Veränderungen in der Fahrzeugnutzung sorgt für Unruhe
Neben der Marktveränderung sorgt auch die Verlagerung von Fahrzeugnutzung hin zu gemeinschaftlichen Mobilitätskonzepten für Unruhe. „Wenn die durchschnittliche Anzahl von Autos pro Haushalt von zwei auf 1,8 sinkt, wie wir es in unseren Prognosen sehen, wird dies massive Auswirkungen auf die Produktionszahlen haben“, so Kampshoff. Besonders in urbanen Gebieten, wo Parkkosten hoch sind und der Bedarf an individuellen Fahrzeugen abnimmt, könnte dieser Trend schneller voranschreiten. Robo-Taxis und Carsharing-Dienste werden hier zunehmend an Bedeutung gewinnen, wodurch sich die Kundengruppe der privaten Autobesitzer weiter verkleinert. Langfristig könnten sich diese Veränderungen auf die gesamte Wertschöpfungskette der Automobilindustrie auswirken, von der Produktion über den Vertrieb bis hin zum After-Sales-Geschäft.
Ein weiteres Thema, das die Automobilindustrie betrifft, ist die zunehmende Bedeutung von Software im Fahrzeugbau. Laut Kampshoff verschiebt sich die Wertschöpfung immer stärker in Richtung softwaredefinierter Fahrzeuge, was für traditionelle Hersteller eine enorme Umstellung bedeutet. „Die Neuen im Markt, die ohne Altlasten starten, sind hier deutlich produktiver. Sie schaffen es, Software dreimal schneller zu entwickeln und dabei weniger Fehler zu produzieren als die etablierten Anbieter“, erklärte er.

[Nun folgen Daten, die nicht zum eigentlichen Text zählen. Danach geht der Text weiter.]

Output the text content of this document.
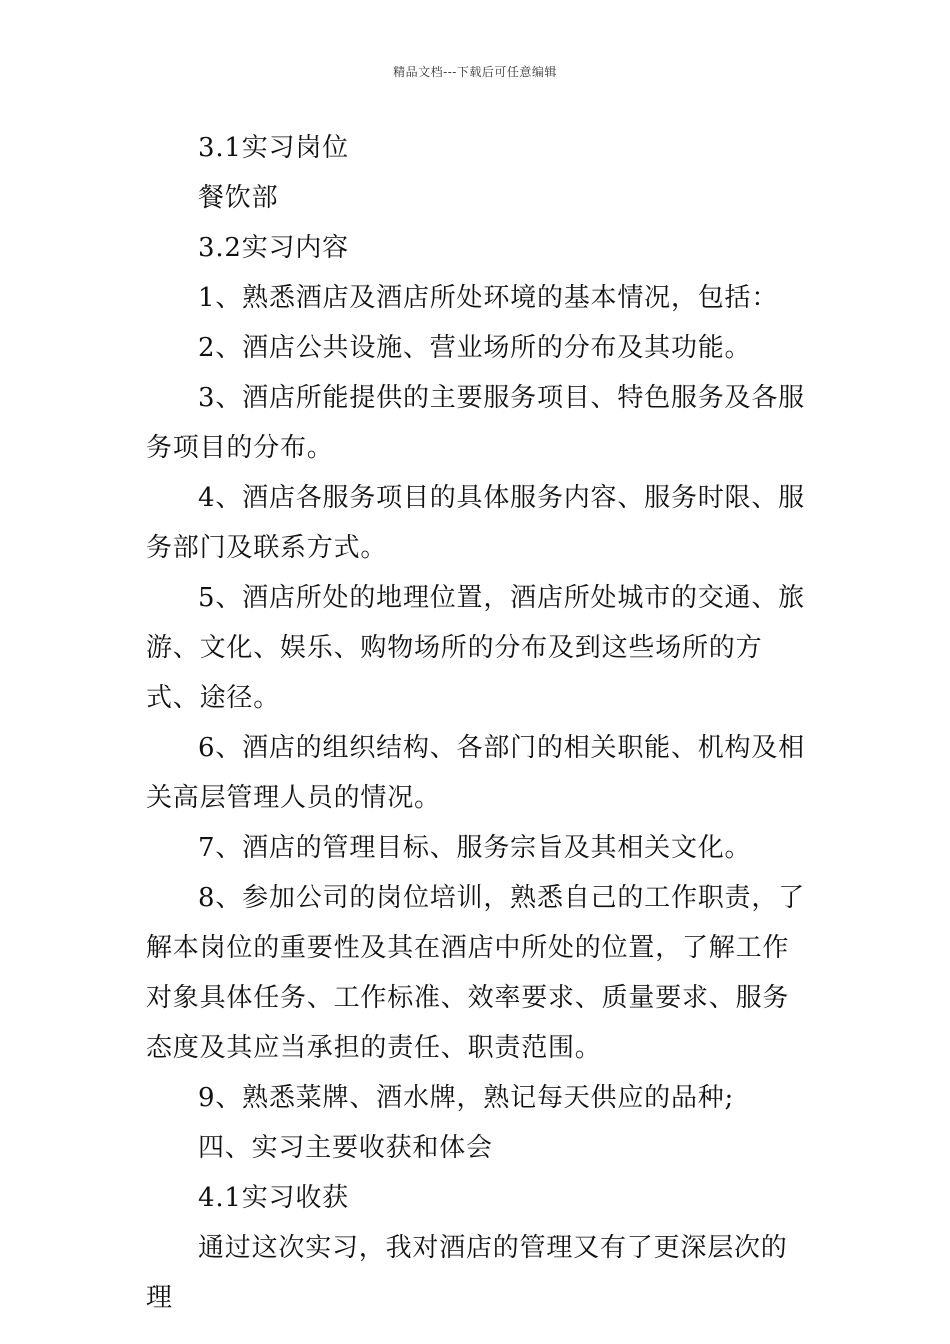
精品文档---下载后可任意编辑

3.1实习岗位

餐饮部

3.2实习内容

1、熟悉酒店及酒店所处环境的基本情况，包括：

2、酒店公共设施、营业场所的分布及其功能。

3、酒店所能提供的主要服务项目、特色服务及各服务项目的分布。

4、酒店各服务项目的具体服务内容、服务时限、服务部门及联系方式。

5、酒店所处的地理位置，酒店所处城市的交通、旅游、文化、娱乐、购物场所的分布及到这些场所的方式、途径。

6、酒店的组织结构、各部门的相关职能、机构及相关高层管理人员的情况。

7、酒店的管理目标、服务宗旨及其相关文化。

8、参加公司的岗位培训，熟悉自己的工作职责，了解本岗位的重要性及其在酒店中所处的位置，了解工作对象具体任务、工作标准、效率要求、质量要求、服务态度及其应当承担的责任、职责范围。

9、熟悉菜牌、酒水牌，熟记每天供应的品种;

四、实习主要收获和体会

4.1实习收获

通过这次实习，我对酒店的管理又有了更深层次的理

Dies betrifft auch die Fahrzeugarchitektur: Während etablierte Hersteller oft mit veralteten Systemen arbeiten, setzen neue Marktteilnehmer auf zentralisierte und effizientere Architekturen. Diese Umstellung erfordert hohe Investitionen und einen kulturellen Wandel innerhalb der Organisationen.
Herausforderungen durch neue Technologien
Auch die Integration neuer Technologien wie autonomes Fahren und erweiterte Konnektivität stellt die Branche vor Herausforderungen. Diese Entwicklungen eröffnen zwar neue Möglichkeiten, erfordern jedoch erhebliche Ressourcen und eine enge Zusammenarbeit mit Technologiepartnern. Kampshoff betonte, dass die deutschen Hersteller vor allem in der Softwareentwicklung und bei der Geschwindigkeit der Innovation aufholen müssen, um wettbewerbsfähig zu bleiben.
Diese Herausforderungen verdeutlichen, dass die deutsche Automobilindustrie vor einem tiefgreifenden Wandel steht, der nicht nur technologische Anpassungen, sondern auch strategische Neuausrichtungen erfordert. Die kommenden Jahre werden entscheidend dafür sein, wie gut die Hersteller auf diese Transformation reagieren können.
Quelle: Die Hintergründe für diesen Artikel haben wir bei einer Veranstaltung im Rahmen der CES 2025 in Las Vegas im Gespräch mit Dr. Philipp Kampshoff erhalten, dem Leiter des McKinsey Center for Future Mobility in den USA.